Sviluppando questi rilievi, Cass., ordinanza 20 luglio 2023, n. 21675 (sul nostro sito con commento di Maria Santina Panarella, Responsabilità oggettiva per danno da cose in custodia e doveri di cautela: nessun risarcimento per chi cammina a piedi nudi a bordo piscina e cade), ha escluso il risarcimento per l’utente della piscina caduto mentre camminava a piedi nudi a bordo della piscina stessa.

L’ordinanza in commento, ricostruita la nozione di “caso fortuito” nei termini di cui sopra, si pone sul piano del corretto riparto dell’onere probatorio, evidenziando che i presupposti della responsabilità per i danni da cose in custodia, ai sensi dell'art. 2051 c.c., e cioè “la derivazione del danno dalla cosa e la custodia" devono essere provati dal danneggiato. Incombe, invece, sul custode "la prova (liberatoria) della sussistenza del «caso fortuito»”. Sviluppando questi rilievi, continua il Supremo Collegio, “se la colpa deI custode non integra un elemento costitutivo della sua responsabilità, la prova liberatoria che egli è onerato di dare, nell'ipotesi in cui il danneggiato abbia dimostrato il nesso di causalità tra la cosa in custodia e l'evento dannoso, non può avere ad oggetto l'assenza di colpa (ovverosia, la posizione in essere, da parte sua, di una condotta conforme aI modello di comportamento esigibile dall'homo eiusdem condicionis et professionis e allo sforzo diligente adeguato aIle concrete circostanze del caso), ma dovrà avere ad oggetto la sussistenza di un fatto (fortuito in senso stretto) o di un atto (del danneggiato o del terzo) che si pone esso stesso in relazione causale con l'evento di danno, caratterizzandosi, ai sensi dell'art. 41, secondo comma, primo periodo, cod. pen., come causa esclusiva di tale evento".

La Corte di Cassazione ha quindi cassato la sentenza di merito là dove aveva addebitato alla parte che assumeva essere stata danneggiata (ovvero, nella specie, ai congiunti della vittima del sinistro mortale), un onere probatorio gravante, invece, sul custode, affermando che “parte attrice, a fronte delle condizioni di luogo, strada percorsa di notte e con forte vento, non ha fornito alcun elemento idoneo a provare la condotta di guida diligente e prudente”.

L'ente pubblico è responsabile dei danni conseguenti alla lesione dei diritti soggettivi dei privati, cagionata da immissioni rumorose provenienti da aree pubbliche.

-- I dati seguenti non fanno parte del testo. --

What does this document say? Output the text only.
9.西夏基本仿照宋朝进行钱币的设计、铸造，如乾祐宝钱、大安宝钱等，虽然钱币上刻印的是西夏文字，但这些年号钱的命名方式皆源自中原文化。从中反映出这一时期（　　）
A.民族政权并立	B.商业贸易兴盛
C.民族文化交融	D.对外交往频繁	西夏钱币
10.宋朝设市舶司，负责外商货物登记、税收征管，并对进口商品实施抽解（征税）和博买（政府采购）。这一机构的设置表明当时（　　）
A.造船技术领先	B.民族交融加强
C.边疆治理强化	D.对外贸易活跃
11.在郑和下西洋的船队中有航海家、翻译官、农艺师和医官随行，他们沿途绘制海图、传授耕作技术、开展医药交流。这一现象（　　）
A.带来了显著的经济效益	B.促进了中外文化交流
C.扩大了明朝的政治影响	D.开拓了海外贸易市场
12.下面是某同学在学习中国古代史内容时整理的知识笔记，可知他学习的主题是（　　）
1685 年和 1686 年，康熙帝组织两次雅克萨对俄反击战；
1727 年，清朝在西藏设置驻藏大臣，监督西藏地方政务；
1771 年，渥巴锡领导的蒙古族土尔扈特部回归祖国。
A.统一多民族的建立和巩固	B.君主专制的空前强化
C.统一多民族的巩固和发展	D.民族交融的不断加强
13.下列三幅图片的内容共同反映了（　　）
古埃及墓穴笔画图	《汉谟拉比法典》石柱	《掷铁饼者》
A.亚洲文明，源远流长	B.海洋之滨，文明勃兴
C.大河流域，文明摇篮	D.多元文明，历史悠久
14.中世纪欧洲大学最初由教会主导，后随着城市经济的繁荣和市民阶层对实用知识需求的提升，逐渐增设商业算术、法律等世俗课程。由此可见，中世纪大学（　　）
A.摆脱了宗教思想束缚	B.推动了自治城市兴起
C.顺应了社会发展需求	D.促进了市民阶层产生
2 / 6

Sulla base di tale principio, Cass., ord. 9 luglio 2024, n. 18676 ha confermato la condanna di un Comune al risarcimento dei danni (non patrimoniali) conseguenti ai rumori generati dalle manifestazioni culturali organizzate nella piazza cittadina, che - superando la normale tollerabilità - pregiudicavano il godimento dell’appartamento che gli attori avevano destinato a residenza estiva.

L’ordinanza in esame, innanzi tutto, rigetta il primo motivo di gravame, secondo cui la valutazione delle immissioni non avrebbe potuto essere condotta alla stregua del DPCM del 14 novembre 1997, bensì tenendo conto del Regolamento Comunale, che aveva innalzato il livello di rumorosità consentito in caso di eventi culturali all’aperto. Come chiarito dalla Corte, “i limiti posti dai singoli regolamenti, compreso dunque quello richiamato dal comune, e dallo stesso comune approvato, sono puramente indicativi in quanto anche immissioni che rientrino in quei limiti possono considerarsi intollerabili nella situazione concreta, posto che la tollerabilità è, per l'appunto, da valutarsi tenendo conto dei luoghi, degli orari, delle caratteristiche della zona e delle abitudini degli abitanti” (in questi termini, v Cass., 20 gennaio 2023, n.1823, ed ancora, in precedenza, Cass., 5 agosto 2011, n. 17051).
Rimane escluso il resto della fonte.